I don't want to dwell on this subject too much because I love kung pao chicken and I don't want to ruin it for myself.  It's just something to think about.  Pieces of anything can be glued together and shaped into "food."  Remember Soylent Green?  I'm just saying...


--Fortuitous Observer

June 04, 2009

Little Ghoul Baby

OK, It just might be official:  I may truly be a freak.  I've always had a vivid imagination, and I tend not to be scared of most things.  I am a horror movie fanatic and I love to be scared.  Truly, I do.  During my early adult years I became entranced with horror movies, especially those made during the early to mid-70s.  I enjoy turning off all the lights in my house, lighting some candles, and popping a scary movie in the DVD player while I sit with my head half under a blanket, watching these flicks that are sure to disturb the normal person.  I'm un-phased.  I don't even have nightmares.

There are things, however, that creep me out (snakes, spiders, roaches, people picking their nose in public, etc.), but I'm not afraid of them.  Let's just say I love to be scared, but I don't believe I ever thought I had an unusual love of the macabre.  That is, until a few weeks ago.

My boyfriend has known from the beginning of our courtship (do people still use that word?) that I am crazy about scary movies and I have a large DVD collection of these flicks, and he has always seemed to think this was cool.  I was "cool" until a few weeks ago.  Now I think I've gone from cool to creepy.

It started when we took a trip to the plant nursery and bought several additions for my front yard (I'm trying to brighten it up a bit in case I have to sell...remember, I'm still unemployed).  As we were digging the 2nd or 3rd hole for our newly purchased plants, I blurted out, "Wouldn't it be grand if we found a skull or some bones in this hole?"  I felt such an excitement flair up in me and as I was basking in this fanciful, disturbing thought of uncovering some sort of remains that I didn't even notice he had stopped digging.

When I looked up to see why he had halted the digging, I found he was looking at me with an odd expression on his face and he was simply shaking his head.  I think he was a bit scared of me at that moment.  I tend to blurt things out that may or may not be appropriate at particular moments, musings that just enter my mind, and I shrugged this off as one of those moments when I completely caught him off guard.
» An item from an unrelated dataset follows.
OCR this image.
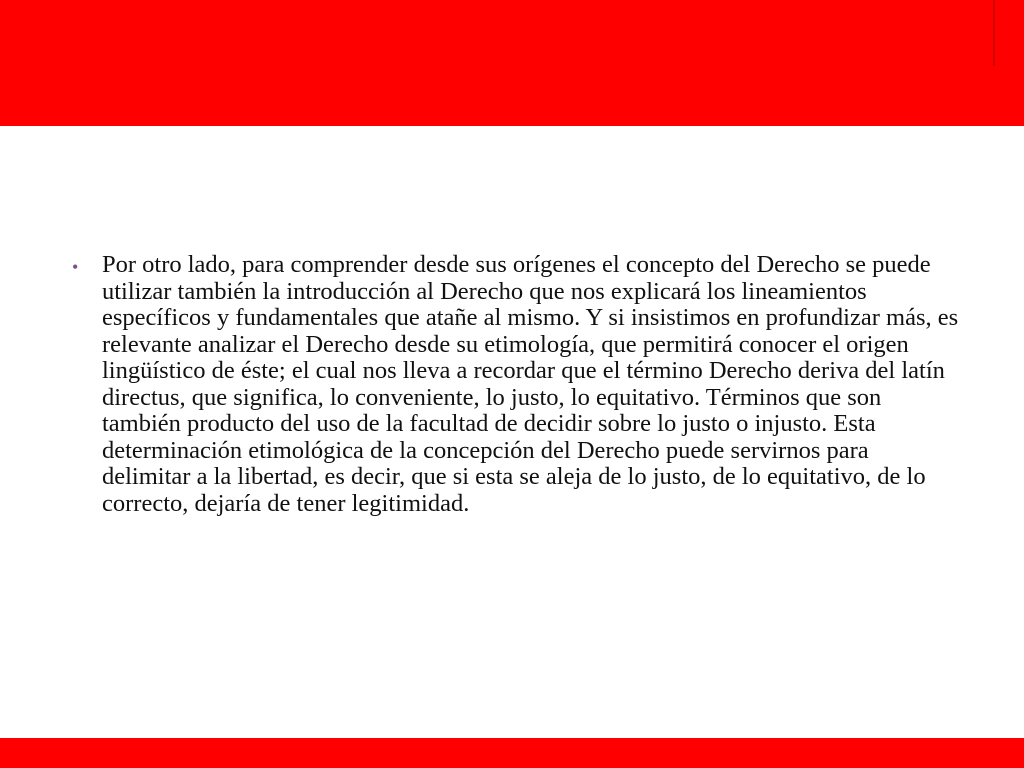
• Por otro lado, para comprender desde sus orígenes el concepto del Derecho se puede utilizar también la introducción al Derecho que nos explicará los lineamientos específicos y fundamentales que atañe al mismo. Y si insistimos en profundizar más, es relevante analizar el Derecho desde su etimología, que permitirá conocer el origen lingüístico de éste; el cual nos lleva a recordar que el término Derecho deriva del latín directus, que significa, lo conveniente, lo justo, lo equitativo. Términos que son también producto del uso de la facultad de decidir sobre lo justo o injusto. Esta determinación etimológica de la concepción del Derecho puede servirnos para delimitar a la libertad, es decir, que si esta se aleja de lo justo, de lo equitativo, de lo correcto, dejaría de tener legitimidad.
I didn't think too much about this again until we were watching a scary movie--a great Swedish vampire horror flick called "Let The Right One In"--and I made some comment about the movie.  I don't want to give any of the story away because I highly recommend watching it (I would suggest getting the Swedish version with subtitles rather than the dubbed English version - you can check out the trailer here:  http://www.amazon.com/gp/mpd/permalink/m2G0C4LE7XPH5G but finish reading my post first!), but there is a scene where a body is discovered in the snow.  I again made a comment about how interesting it would be to just be strolling along and finding a body in the snow.  That was a mistake.

A mistake because my boyfriend looked at me again with an expression of concern.  He shook his head, patted my arm (he really did pat my arm), sighed, and said, "Ah, my little ghoul baby."  Like I said, it just might be official...I am truly be a freak.